We plan to raise half of our seed round on WeFunder or SeedInvest utilizing my Co-Founders audience and network. If you want to invest when we launch the campaign, email me: hey@dantekim.com.
💭 What’s on my mind
What are the skills I should be cultivating today, that will still be compounding 10 years from now? The thing with coding is if things go according to my plan I won't be doing much of it in the future. I do enjoy coding sometimes, but I see it more as a tool to manifest products I conjure up in my mind. I honestly enjoy designing, strategy, and writing/learning a lot more. We currently have a single IOS contractor, who does about 50% of the development. There are so many more talented coders than me that it doesn't make sense to continue to invest in the skill.
I think everyone should have the ability to spin up a prototype, but in terms of creating scalable, maintainable code, that's a whole different ball game.
⛏ Learning how to Learn (essay coming soon)
As a founder and someone who constantly is wearing different hats, mastering the meta-skill of learning is the ultimate cheat code.
This is the trade-off of investing my time sharpening my axe versus simply just chopping the tree.
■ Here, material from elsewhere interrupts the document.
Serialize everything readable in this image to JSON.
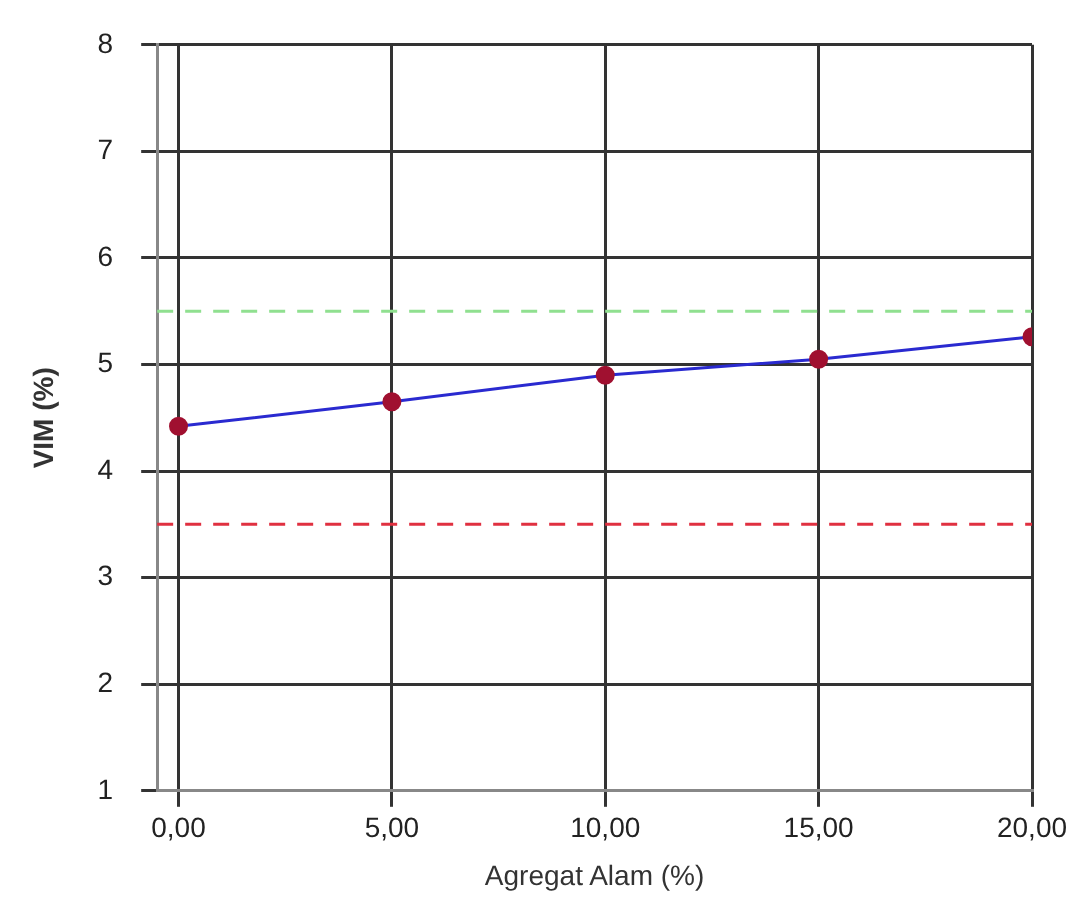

There is a common problem where people (I am guilty of this) start to become obsessed with sharpening the axe itself versus actually going out there chopping the tree which was the goal in the first place. Here are some of the best resources to get started, I plan to write a full essay on the topic soon.
🦄 Cool Things This Month:
Snipd: Highly recommend using app if you’re listening to podcasts. They use AI to transcribe podcasts that don’t have transcripts and when you double tap on your AirPods they will automatically take a snip of the last 30 seconds, so taking notes becomes frictionless.
The Behavioral Science of Great Gamification is probably one of the best talks on gamification I’ve seen. It’s crazy because the video has less than a thousand videos. The only reason why I stumbled upon it was I followed the author for his Roam Research content. Weird.
Product-Market Fit (highly recommend both)
Book: Build by Tony Fadell, read half of the book on my flight, and wow shaping up to be one of my favorites of 2022.